Nicotine ban linked to black market for e-cigs

Illegal e-cigarettes are flooding the market in Australia, despite the country having one of the toughest e-cigarette laws in the world. Activists and shopkeepers are calling on the Australian government to reconsider and open up the market.

"The demand for e-cigarettes with nicotine is huge. But with the current rules, it is illegal to buy e-liquid with nicotine without a prescription from a doctor. It is far too complicated and has led to an overwhelming amount of black market trade", says shop owner Peter Thompsson to The Western Weekend newspaper.

Nicotine by prescription only

In October last year, Australia introduced a a strict ban on the import of nicotine liquids for personal use. This was the result of a long process whereby doctors would finally be the only ones authorised to write prescriptions for smokers who want to quit smoking with the help of e-cigarettes. Thereafter, only pharmacies would be allowed to dispense the e-liquid. The idea was to reduce the use of e-cigarettes among young people while controlling the trade of nicotine in the country.

'It has never been legal to sell e-liquid with nicotine in Australia. But it has been relatively easy to import it yourself. The new system closed that possibility." noted the doctor and smoking cessationist Colin Mendelsohn in a article on the situation in Australia on the eve of the new law.

90 per cent is a black market

It has now emerged that the trade in nicotine and e-cigarettes in Australia has not decreased since the law was introduced at the end of 2021. Quite the contrary.

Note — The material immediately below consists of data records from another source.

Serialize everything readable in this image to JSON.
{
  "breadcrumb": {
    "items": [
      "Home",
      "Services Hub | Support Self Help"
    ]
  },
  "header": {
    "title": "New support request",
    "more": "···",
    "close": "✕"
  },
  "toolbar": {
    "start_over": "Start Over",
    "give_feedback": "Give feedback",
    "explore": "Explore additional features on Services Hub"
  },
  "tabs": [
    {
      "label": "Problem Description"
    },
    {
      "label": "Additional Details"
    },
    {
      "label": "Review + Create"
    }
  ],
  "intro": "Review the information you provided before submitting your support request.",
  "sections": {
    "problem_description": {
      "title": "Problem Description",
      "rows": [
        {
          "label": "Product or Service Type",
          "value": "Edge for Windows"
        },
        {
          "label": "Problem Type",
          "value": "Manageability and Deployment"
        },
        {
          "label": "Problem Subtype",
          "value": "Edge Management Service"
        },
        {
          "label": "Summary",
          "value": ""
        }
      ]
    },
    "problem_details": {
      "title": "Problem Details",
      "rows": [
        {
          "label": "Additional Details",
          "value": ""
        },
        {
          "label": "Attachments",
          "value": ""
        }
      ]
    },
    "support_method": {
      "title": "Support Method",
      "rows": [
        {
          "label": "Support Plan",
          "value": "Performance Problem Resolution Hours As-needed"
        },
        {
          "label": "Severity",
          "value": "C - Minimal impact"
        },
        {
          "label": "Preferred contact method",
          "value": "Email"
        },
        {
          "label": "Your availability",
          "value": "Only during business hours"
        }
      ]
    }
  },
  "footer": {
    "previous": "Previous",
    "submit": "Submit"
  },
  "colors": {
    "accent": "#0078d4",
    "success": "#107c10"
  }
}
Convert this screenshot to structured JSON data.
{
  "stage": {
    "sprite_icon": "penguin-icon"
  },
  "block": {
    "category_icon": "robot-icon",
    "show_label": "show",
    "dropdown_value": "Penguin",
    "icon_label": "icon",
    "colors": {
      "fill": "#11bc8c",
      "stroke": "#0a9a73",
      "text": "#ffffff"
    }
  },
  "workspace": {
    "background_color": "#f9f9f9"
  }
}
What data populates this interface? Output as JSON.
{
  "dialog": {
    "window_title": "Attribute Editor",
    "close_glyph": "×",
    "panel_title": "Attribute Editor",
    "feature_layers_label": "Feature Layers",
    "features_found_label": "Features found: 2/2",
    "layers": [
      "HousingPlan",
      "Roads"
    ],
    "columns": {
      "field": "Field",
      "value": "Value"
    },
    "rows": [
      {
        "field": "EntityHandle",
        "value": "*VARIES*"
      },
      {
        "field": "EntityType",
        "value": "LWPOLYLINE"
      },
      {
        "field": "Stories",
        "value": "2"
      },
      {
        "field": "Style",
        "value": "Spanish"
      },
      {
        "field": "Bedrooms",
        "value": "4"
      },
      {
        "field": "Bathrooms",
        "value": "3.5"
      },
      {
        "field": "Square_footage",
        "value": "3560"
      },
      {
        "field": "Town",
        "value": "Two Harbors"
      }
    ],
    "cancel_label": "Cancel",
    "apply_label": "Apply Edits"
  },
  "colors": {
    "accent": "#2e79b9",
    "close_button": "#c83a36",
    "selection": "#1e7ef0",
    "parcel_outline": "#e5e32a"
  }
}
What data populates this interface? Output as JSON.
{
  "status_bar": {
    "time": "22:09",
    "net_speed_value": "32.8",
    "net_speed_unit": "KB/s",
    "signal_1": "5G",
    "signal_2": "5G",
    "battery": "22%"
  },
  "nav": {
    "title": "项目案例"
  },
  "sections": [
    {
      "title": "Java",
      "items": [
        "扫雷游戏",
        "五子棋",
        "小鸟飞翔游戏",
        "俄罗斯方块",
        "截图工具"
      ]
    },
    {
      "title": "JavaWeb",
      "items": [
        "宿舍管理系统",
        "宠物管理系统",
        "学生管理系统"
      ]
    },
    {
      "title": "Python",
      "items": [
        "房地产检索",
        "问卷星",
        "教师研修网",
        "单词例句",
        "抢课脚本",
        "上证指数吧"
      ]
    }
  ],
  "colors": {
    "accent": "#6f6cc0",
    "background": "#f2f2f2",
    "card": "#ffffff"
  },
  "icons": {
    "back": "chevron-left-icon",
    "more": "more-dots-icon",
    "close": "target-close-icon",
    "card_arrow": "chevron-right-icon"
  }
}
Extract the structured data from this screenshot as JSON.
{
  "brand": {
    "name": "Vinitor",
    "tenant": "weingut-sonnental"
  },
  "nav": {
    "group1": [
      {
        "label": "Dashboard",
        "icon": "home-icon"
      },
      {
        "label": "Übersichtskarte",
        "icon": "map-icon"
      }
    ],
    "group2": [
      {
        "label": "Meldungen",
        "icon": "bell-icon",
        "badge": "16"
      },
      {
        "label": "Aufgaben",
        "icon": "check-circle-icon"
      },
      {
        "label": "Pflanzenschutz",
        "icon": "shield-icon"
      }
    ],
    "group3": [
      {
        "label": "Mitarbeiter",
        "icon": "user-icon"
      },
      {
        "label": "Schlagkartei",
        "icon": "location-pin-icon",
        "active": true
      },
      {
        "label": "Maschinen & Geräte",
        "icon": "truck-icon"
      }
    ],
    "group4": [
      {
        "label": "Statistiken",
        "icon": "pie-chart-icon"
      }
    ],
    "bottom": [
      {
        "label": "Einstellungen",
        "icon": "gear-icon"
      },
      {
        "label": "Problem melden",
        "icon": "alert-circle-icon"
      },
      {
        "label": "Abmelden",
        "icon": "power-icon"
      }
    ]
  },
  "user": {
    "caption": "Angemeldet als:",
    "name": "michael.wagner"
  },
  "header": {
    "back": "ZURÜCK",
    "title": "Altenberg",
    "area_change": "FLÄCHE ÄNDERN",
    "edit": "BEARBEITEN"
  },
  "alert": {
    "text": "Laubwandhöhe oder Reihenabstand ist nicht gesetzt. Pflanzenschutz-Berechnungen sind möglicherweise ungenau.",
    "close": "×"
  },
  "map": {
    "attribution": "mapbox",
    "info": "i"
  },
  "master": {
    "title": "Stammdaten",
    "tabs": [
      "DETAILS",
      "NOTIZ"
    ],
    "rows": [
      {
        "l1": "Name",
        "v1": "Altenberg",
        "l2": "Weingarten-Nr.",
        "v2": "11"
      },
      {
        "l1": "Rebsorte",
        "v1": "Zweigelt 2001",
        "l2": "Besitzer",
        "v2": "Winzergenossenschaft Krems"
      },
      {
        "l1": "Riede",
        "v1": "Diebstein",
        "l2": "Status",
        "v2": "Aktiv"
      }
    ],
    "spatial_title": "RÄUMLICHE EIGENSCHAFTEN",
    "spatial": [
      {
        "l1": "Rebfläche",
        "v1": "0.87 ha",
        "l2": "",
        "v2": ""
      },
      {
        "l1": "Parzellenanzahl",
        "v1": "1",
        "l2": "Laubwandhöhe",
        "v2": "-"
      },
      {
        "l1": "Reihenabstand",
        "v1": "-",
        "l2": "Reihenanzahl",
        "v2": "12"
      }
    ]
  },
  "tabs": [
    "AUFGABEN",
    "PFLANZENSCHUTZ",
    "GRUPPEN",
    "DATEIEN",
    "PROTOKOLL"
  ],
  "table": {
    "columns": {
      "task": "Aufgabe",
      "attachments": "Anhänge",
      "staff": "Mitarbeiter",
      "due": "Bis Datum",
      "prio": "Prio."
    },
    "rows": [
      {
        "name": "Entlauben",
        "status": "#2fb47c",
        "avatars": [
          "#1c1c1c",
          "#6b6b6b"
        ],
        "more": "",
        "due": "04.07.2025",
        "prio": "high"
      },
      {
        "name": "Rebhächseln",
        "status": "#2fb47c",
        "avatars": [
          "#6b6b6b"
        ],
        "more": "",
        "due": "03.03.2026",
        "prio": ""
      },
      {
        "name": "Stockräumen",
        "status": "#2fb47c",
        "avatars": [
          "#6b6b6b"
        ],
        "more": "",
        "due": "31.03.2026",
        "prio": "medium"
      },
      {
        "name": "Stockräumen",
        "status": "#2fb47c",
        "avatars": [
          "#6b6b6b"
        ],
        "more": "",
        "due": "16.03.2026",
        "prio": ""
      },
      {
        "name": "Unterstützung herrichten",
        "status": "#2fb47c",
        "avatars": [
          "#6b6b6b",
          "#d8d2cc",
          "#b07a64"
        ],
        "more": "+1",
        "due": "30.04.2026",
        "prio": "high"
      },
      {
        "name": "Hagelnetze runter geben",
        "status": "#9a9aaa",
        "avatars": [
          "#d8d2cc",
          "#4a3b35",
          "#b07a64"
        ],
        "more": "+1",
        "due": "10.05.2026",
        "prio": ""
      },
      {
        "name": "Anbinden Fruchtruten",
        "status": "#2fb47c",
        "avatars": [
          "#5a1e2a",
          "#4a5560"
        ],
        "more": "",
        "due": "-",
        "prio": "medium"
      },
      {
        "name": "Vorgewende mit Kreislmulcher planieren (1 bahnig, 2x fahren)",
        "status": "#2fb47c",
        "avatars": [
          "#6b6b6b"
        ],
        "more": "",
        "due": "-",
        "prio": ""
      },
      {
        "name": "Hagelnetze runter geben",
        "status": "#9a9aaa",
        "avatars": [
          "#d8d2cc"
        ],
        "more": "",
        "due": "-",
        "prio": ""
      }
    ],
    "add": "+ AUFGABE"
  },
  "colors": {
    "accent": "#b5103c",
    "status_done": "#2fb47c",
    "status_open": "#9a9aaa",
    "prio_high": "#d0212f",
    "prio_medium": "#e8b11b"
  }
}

The supply has increased significantly, but almost 90 per cent of sales now take place on a black market. And it is mainly where young people buy e-cigarettes. Peter Thompsonwho runs a specialised e-cigarette shop in Sydney. Vape shops in Australia have for a long time only provided nicotine-free e-liquid and hardware, and according to Peter Thompson the age checks in the vejp jumps are rigorous.

"But mass-produced disposable models, with very high nicotine strength, are now appearing in mainstream convenience stores. They are easy to order and bring home from factories in China and then sold over the counter in shops. So it's very easy for someone under 18 to get hold of them," he tells The Western Weekender.

Over a million vejpers - despite the ban

Despite the near-illegal nature of vejp in Australia, 1.1 million Australians currently use e-cigarettes. The organisation Legalise Vaping Australia has been campaigning for several years for the government to take a different approach to the issue of vejping and harm minimisation.

"Vaping products exist to reduce the risks of cigarette smoking. Adults should be able to buy the products if they can show a valid ID." says Philip Marlowwho heads the organisation. "We know that it works well because basically all of Europe allows it, as well as New Zealand and Canada. Instead, we let criminals handle the trade and hope no one gets hurt in the end," he told The Western Weekend.

But according to Australia's Department of Commerce, the law is working as intended. The whole idea is that e-cigarettes with nicotine should be part of a doctor-led treatment, not a free consumer product.
"The law aims to reduce the use of non-medicated vejp products among young people while enabling smokers to quit smoking using e-cigarettes, under medical supervision. There is evidence that e-cigarettes help with smoking cessation, but also evidence that they can cause addiction in non-smokers," a ministry spokesperson told Western Weekend.